Me

Me
At the beloved/hated writing vessel

Wednesday, 5 October 2016

Hopes and Dreams

Hopes And Dreams-A friend of mine from university came for a visit and
brought some pictures of me (us) during university days. We had lots of fun
looking at the pictures and remembering. The truth, though, is those
pictures made me a little sad. Especially my graduation picture. The young
girl in that picture had so many hopes and dreams but look at me now. Except
I know that I still have hopes and dreams. They have just changed with added
years and changing circumstances.

When I graduated from university, my main hope and dream was to obtain a
teaching position. Afterall, I had gone to university to become a teacher.
It didn't happen right away, though, as I didn't obtain a regular position
until the following January. In the meantime, I was a substitute teacher in
Medicine Hat. Then I got a phone call that they needed a teacher in Cold
Lake. Where on earth was Cold Lake? Side note. I have never been able to
shake the idea that somehow God was involved in getting me to Cold Lake.
When the superintendent called, he said that he had phoned the University of
Lethbridge and they gave him my name.

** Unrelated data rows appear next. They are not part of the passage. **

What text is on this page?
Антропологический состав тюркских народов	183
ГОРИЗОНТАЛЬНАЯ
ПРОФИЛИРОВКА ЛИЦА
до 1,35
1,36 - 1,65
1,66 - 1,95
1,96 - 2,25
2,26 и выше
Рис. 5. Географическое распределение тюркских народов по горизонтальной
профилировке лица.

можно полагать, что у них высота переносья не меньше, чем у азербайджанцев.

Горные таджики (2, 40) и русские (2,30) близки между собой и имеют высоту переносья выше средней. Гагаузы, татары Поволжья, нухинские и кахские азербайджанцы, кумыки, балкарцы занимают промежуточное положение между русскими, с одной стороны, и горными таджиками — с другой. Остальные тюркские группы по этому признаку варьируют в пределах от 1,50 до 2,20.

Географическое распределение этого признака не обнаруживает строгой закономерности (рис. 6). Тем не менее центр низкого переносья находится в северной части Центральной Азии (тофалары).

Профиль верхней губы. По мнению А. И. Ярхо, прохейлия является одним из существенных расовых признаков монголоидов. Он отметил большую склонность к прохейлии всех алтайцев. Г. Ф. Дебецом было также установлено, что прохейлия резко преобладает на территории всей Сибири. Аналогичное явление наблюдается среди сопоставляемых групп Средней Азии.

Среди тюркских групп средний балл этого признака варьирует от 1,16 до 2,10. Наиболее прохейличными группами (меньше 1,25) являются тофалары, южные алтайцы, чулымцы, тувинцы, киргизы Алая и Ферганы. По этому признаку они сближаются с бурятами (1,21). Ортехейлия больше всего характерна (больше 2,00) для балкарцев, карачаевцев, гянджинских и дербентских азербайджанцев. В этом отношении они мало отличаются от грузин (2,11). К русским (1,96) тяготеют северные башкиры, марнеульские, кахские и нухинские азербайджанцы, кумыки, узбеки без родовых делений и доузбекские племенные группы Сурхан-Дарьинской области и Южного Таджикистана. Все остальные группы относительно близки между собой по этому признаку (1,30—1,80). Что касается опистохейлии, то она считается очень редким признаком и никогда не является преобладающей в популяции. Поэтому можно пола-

If he wanted somebody just out of
university, why didn't he call Edmonton which is a lot closer than
Lethbridge is. Anyway, I needed a job so I trundled off to Cold Lake, not
really knowing where I was going, and my brief teaching career began.

Once I was established in a fulltime teaching position, my next hope and
dream was like that of most young girls. I wanted to get married. Back then,
people actually got married before living together. After a couple of years
of teaching, I settled into what I thought would be a lengthy period as a
teacher, wife and, eventually, mother.

But I was so very, very wrong. After I came out of the coma, following the
brain stem stroke, my hopes and dreams had all radically changed. I woke up
only to discover that I was totally paralyzed and unable to speak. However,
the doctor did say that I would relearn to walk and talk and, to that end,
all my hopes and dreams were focused .

But then came the "complication". No matter what happened, I knew that I would never get better. My hopes and dreams died. I had no future that I even wanted to think about so I spent most of that period thinking about the past. And being depressed.

But then came September of 1985. I got saved. I knew that I knew that I knew that I would be healed. I was so excited. I thought that God would zap me at any minute and I would be the same as before. Little did I know how long it would be, or how much I would have to learn, before I get healed. As the years rolled by with no change in my condition, my zeal and excitement turned to dogged determination to stick it out. I can honestly say, though, that I have never given up on my hopes and dreams of a full recovery.

This past March, when I was starting to think that nothing will ever change, something did change. But not for the better. I was diagnosed with cancer . After I got over the shock, and after all hope of medical help was gone, in desperation, bordering on panic, I turned even more to God. I stuffed myself full of Bible verses for cancer patients and made confessions against the cancer. Recently, though, I have been trying to keep more of a balance between seeking healing for the cancer and seeking healing for everything else that is wrong with me. I can't help thinking that, once God heals the rest of me, the cancer will be gone as well.

So, as of today, that is how things stand. At the present time, most of my hopes and dreams are centered around my total healing, including the cancer. As for hopes and dreams for the future after I receive my healing, I don't really have any as I have no clue what God has planned for my future. From time to time, though, I can't help speculating.